A regulação é um elemento essencial para o desenvolvimento da infraestrutura de um país. Ela não é um entrave, mas um instrumento de progresso, amparando um ambiente de negócios atrativo para novos investimentos.
No setor de gás natural, o verdadeiro risco não está na regulação, e sim na instabilidade normativa, que desorganiza expectativas, impacta planos de investimento e reduz a confiança dos agentes econômicos.
A previsibilidade regulatória é o que dá forma concreta à segurança jurídica — e, sem ela, não há expansão sustentável da infraestrutura nem segurança para o crescimento do mercado de gás natural.
O Brasil vive um momento decisivo na consolidação do novo marco legal do setor. A Agência Nacional do Petróleo, Gás Natural e Biocombustíveis (ANP) conduz processos públicos de atualização regulatória, como a modernização da RANP nº 15/2014 (metodologia tarifária do transporte), a revisão tarifária das transportadoras, a classificação de gasodutos e o acesso a terminais de gás natural liquefeito (GNL).
Em paralelo, prosseguem as discussões do Leilão de Reserva de Capacidade (LRCAP), que também tratam da integração entre gás e eletricidade. Esses debates formam um conjunto de medidas estruturantes, indispensáveis para a clareza, a competitividade e a resiliência do mercado de energia.
Sobre a revisão tarifária, a ATGás reforça que o processo deve se basear em fundamentos técnicos. A tentativa de alterar metodologias de valoração para desqualificar ativos ignora investimentos cruciais ainda não depreciados e compromete a segurança jurídica, afastando investidores de longo prazo.
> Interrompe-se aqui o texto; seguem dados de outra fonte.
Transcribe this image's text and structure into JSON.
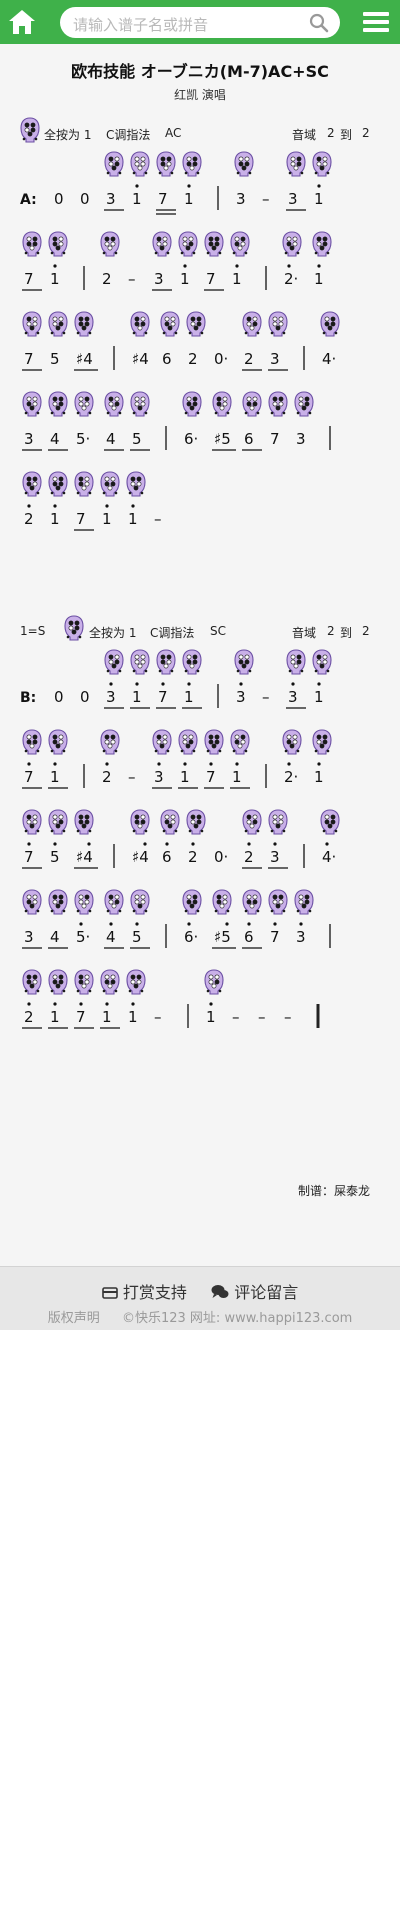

É preciso lembrar que o custo do transporte representa apenas 8% a 10% do preço final do gás natural para indústrias e uma proporção ainda menor para o uso doméstico e gás natural veicular (GNV). Os ganhos de eficiência e de competição entre fornecedores pela conexão ao Sistema de Transporte de Gás Natural (STGN) superam amplamente esse custo.
Nesse contexto, a RANP 15/2014 desempenha papel central. Sua atualização é fundamental para alinhar o modelo tarifário à nova realidade da indústria, incluindo a alteração do regime de outorga e o fim progressivo de contratos legados.
É imperativo que a metodologia de cálculo da remuneração do capital investido (WACC) seja tecnicamente sólida, aderente às melhores práticas e compatível com o risco da atividade. Essa é a base que viabiliza investimentos planejados, a modernização da malha de gasodutos e a eficiência em benefício do mercado.
Cabe à ANP, de maneira técnica e tempestiva, definir as condições que assegurem equilíbrio entre modicidade tarifária, segurança do serviço, eficiência e atratividade para novos investimentos. A previsibilidade promove esse equilíbrio, reduz o custo de capital, estimula novos projetos e viabiliza a expansão da malha.
A ATGás também destaca a importância da classificação de gasodutos, tema de recente debate público, que permitirá definir de forma transparente quais ativos devem ser enquadrados como infraestrutura de transporte.
Essa definição, baseada em critérios técnicos, é essencial para garantir coerência regulatória, expansão ordenada da malha nacional e previsibilidade ao mercado, evitando sobreposições de competência.
O Brasil tem agora a oportunidade de consolidar, no setor de gás natural, um modelo regulatório moderno, transparente e estável — capaz de equilibrar eficiência, modicidade tarifária e retorno justo — e de sustentar a ampliação da infraestrutura necessária para o desenvolvimento de seus recursos naturais, em sintonia com a transição energética. Avançar com regulação previsível e juridicamente estável é o caminho para fortalecer toda a cadeia de valor do setor energético nacional.
Marina Cyrino é gerente regulatória da Associação de Empresas de Transporte de Gás Natural por Gasoduto (ATGás).